The U.S. Federal Reserve on Wednesday pressed pause on interest rates, but did not rule out one more hike this year.

Governments may look at fiscal measures such as cutting fuel duties as a more direct way of limiting the impact of high pump prices, HSBC analyst Ajay Parmar told Reuters.

Gasoline prices breached the psychologically significant $4 a gallon mark for the first time since last October earlier this month, as retail diesel prices hit their highest since December, according to Energy Information Administration (EIA) estimates.

The fuel price rise is a sensitive issue in the run-up to the U.S. presidential election.

President Joe Biden has already promised to cut prices, though has not said how, and in the short term the impact of autumn refinery maintenance on supplies could keep prices high.

Restrictions on fuel exports and increasing refinery utilisation are potential options.

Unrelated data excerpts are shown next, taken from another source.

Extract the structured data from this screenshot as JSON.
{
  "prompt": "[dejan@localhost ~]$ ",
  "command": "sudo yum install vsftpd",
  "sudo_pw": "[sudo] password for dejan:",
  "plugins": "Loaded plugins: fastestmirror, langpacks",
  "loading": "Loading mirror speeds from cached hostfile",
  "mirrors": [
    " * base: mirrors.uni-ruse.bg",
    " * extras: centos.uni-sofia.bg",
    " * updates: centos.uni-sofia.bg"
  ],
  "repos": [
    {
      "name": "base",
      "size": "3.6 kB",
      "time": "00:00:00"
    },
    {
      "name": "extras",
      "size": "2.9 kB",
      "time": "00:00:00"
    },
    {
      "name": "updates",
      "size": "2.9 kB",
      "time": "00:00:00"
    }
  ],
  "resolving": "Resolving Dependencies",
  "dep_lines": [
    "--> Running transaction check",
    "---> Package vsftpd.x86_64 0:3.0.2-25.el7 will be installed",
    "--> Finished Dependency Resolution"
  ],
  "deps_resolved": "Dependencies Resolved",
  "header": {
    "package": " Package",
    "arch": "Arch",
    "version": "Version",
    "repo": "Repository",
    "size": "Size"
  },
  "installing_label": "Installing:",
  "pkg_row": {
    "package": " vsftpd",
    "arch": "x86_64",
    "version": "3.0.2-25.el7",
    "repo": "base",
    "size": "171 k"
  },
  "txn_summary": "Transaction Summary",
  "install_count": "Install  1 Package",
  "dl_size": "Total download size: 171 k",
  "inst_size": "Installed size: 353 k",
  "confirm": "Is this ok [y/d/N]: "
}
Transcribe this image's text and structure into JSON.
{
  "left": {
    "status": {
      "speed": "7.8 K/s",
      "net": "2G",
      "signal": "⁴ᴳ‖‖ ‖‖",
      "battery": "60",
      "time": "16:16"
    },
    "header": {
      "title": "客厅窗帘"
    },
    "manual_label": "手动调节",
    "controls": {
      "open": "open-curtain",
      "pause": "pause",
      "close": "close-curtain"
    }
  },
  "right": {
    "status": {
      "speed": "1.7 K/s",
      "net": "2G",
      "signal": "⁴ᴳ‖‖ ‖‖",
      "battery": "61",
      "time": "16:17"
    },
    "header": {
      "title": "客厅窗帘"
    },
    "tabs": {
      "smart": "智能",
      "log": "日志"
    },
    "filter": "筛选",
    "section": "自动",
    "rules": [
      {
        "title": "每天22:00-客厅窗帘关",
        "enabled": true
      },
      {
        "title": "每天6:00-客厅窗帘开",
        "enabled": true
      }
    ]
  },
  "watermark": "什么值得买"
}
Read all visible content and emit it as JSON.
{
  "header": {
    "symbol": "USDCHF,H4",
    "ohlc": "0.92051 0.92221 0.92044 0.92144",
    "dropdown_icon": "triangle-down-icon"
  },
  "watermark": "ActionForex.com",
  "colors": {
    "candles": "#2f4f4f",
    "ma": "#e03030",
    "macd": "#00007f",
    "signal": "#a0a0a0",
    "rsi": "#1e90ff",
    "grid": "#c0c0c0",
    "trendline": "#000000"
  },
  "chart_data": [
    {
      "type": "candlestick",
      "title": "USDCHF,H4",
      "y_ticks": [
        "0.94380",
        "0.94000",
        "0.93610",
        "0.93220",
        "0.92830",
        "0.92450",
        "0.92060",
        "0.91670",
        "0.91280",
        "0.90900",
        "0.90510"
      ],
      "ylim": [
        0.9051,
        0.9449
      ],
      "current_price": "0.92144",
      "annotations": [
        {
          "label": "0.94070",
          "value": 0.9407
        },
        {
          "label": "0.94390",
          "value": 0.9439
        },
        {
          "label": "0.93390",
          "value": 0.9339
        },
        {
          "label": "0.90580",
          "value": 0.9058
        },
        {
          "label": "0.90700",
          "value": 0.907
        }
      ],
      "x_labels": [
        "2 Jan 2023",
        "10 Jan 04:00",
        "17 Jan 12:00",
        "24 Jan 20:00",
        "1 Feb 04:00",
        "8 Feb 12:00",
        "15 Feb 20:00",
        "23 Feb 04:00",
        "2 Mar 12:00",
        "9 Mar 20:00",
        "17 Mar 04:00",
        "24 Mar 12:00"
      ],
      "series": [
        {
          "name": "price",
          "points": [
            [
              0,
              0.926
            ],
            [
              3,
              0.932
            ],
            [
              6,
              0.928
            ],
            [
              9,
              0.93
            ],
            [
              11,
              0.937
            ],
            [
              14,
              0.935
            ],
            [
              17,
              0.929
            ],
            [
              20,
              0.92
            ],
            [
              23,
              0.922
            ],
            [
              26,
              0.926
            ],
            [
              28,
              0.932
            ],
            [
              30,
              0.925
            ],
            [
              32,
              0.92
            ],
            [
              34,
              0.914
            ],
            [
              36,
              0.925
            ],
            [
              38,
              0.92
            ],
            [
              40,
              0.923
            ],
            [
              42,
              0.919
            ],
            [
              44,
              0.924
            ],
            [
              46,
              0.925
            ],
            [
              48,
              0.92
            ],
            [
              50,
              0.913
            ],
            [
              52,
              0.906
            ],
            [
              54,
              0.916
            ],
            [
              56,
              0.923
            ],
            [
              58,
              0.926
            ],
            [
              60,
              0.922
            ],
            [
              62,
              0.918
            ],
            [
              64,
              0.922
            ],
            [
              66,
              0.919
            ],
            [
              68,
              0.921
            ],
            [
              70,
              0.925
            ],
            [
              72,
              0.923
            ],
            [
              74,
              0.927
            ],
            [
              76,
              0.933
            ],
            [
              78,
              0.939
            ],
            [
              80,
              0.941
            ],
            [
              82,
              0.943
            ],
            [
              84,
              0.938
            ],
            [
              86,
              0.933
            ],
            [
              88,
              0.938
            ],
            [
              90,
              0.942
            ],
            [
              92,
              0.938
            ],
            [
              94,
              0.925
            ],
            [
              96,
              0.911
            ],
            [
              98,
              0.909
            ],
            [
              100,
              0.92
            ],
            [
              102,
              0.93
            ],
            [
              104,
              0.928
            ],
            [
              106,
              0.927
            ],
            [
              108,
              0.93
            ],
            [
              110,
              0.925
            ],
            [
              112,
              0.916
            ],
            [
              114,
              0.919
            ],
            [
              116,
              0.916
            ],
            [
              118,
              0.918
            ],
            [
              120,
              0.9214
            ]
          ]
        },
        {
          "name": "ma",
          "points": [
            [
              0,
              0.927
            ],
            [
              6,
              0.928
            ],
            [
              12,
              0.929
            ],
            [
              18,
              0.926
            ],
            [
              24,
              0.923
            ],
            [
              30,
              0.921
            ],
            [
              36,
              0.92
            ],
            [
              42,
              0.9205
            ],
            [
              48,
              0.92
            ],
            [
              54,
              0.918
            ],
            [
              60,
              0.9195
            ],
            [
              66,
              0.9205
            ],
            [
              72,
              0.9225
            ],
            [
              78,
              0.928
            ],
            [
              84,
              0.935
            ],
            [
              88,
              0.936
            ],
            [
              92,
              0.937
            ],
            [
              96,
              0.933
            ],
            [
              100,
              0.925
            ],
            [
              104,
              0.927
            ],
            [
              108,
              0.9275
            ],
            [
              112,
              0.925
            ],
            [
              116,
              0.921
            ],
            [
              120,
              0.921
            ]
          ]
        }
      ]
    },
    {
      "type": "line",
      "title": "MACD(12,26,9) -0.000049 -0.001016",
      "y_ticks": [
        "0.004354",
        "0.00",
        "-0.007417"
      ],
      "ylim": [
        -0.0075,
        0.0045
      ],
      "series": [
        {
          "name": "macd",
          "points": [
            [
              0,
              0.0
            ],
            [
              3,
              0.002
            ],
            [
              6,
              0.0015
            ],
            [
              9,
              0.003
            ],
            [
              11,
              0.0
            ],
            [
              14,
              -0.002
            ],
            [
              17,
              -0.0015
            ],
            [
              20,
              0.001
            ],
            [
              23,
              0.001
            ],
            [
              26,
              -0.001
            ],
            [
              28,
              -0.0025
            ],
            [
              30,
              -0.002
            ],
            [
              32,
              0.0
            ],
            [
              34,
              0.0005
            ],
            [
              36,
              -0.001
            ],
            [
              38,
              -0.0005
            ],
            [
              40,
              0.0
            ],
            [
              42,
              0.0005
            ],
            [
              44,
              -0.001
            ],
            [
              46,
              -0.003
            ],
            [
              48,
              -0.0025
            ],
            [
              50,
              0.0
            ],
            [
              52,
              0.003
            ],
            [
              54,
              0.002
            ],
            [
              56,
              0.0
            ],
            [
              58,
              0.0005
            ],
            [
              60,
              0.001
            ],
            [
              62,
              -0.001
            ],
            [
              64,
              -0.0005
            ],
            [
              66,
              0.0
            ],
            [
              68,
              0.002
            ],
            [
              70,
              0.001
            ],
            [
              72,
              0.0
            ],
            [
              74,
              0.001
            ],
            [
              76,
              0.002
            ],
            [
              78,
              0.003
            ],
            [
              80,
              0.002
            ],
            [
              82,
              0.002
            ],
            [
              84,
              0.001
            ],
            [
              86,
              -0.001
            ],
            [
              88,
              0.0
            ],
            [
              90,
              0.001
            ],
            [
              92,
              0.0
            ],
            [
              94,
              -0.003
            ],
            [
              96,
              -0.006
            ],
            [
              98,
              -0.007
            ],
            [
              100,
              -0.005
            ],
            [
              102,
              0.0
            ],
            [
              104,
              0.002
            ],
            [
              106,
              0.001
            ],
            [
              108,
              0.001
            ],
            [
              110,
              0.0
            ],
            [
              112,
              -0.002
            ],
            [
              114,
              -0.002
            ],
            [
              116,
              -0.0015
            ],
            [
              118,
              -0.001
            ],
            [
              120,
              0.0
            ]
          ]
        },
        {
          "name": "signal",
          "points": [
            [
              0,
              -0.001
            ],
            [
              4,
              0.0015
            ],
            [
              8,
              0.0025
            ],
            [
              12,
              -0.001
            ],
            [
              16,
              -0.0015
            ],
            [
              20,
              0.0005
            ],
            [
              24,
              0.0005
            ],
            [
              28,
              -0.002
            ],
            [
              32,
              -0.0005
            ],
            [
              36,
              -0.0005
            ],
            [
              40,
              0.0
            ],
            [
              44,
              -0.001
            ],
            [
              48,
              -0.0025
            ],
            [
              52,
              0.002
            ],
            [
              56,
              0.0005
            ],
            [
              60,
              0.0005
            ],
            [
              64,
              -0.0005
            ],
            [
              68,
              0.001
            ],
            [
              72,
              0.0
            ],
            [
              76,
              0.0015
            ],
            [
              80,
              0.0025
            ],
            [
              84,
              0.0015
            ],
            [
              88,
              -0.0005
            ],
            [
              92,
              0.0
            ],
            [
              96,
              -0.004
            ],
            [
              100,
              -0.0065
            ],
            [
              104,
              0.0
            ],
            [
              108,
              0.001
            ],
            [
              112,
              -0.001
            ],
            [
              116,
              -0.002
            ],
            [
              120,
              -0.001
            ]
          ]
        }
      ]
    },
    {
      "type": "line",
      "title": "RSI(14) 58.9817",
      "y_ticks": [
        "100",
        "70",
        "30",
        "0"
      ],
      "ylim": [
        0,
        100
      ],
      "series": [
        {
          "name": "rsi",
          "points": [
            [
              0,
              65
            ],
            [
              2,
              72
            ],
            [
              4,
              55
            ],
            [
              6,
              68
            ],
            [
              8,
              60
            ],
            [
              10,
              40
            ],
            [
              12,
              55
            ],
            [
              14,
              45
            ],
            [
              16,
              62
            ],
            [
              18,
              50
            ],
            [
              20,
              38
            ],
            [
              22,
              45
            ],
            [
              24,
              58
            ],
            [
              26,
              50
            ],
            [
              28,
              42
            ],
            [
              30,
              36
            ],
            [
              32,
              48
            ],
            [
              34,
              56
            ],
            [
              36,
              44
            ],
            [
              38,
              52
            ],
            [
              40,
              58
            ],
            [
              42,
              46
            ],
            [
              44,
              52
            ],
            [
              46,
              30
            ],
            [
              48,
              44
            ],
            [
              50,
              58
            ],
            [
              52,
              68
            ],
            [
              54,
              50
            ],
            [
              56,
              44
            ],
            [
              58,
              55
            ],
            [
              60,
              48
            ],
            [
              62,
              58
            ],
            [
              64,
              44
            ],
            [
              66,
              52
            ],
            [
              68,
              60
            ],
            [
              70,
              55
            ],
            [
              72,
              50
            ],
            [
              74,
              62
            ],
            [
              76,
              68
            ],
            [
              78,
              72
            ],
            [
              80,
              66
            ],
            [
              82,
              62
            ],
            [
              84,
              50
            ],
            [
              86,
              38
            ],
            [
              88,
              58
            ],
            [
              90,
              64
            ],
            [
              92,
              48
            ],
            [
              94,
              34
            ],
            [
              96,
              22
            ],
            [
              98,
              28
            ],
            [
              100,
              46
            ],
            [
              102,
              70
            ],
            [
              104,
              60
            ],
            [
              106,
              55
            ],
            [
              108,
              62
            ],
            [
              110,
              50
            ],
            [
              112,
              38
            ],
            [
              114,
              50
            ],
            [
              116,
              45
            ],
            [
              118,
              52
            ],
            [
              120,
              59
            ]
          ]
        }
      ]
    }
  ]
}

The U.S. government already drew on crude reserves last year to add supply to the market.

Diesel and gasoline pump prices in the Euro zone and Britain have also hit multi-month highs, prompting the latest round of government action.

France this week lifted a decades-old ban on retailers selling road fuel below cost to combat inflation.

Energy major TotalEnergies (EPA:TTEF) has also agreed to extend its 1.99 euros per litre cap on fuel to the end of 2023.

And in Britain, which is expected to see a general election next year, politicians are likely to hesitate to withdraw a five pence per litre fuel duty cut in place since March last year, executive director of the Petrol Retailers Association Gordon Balmer said.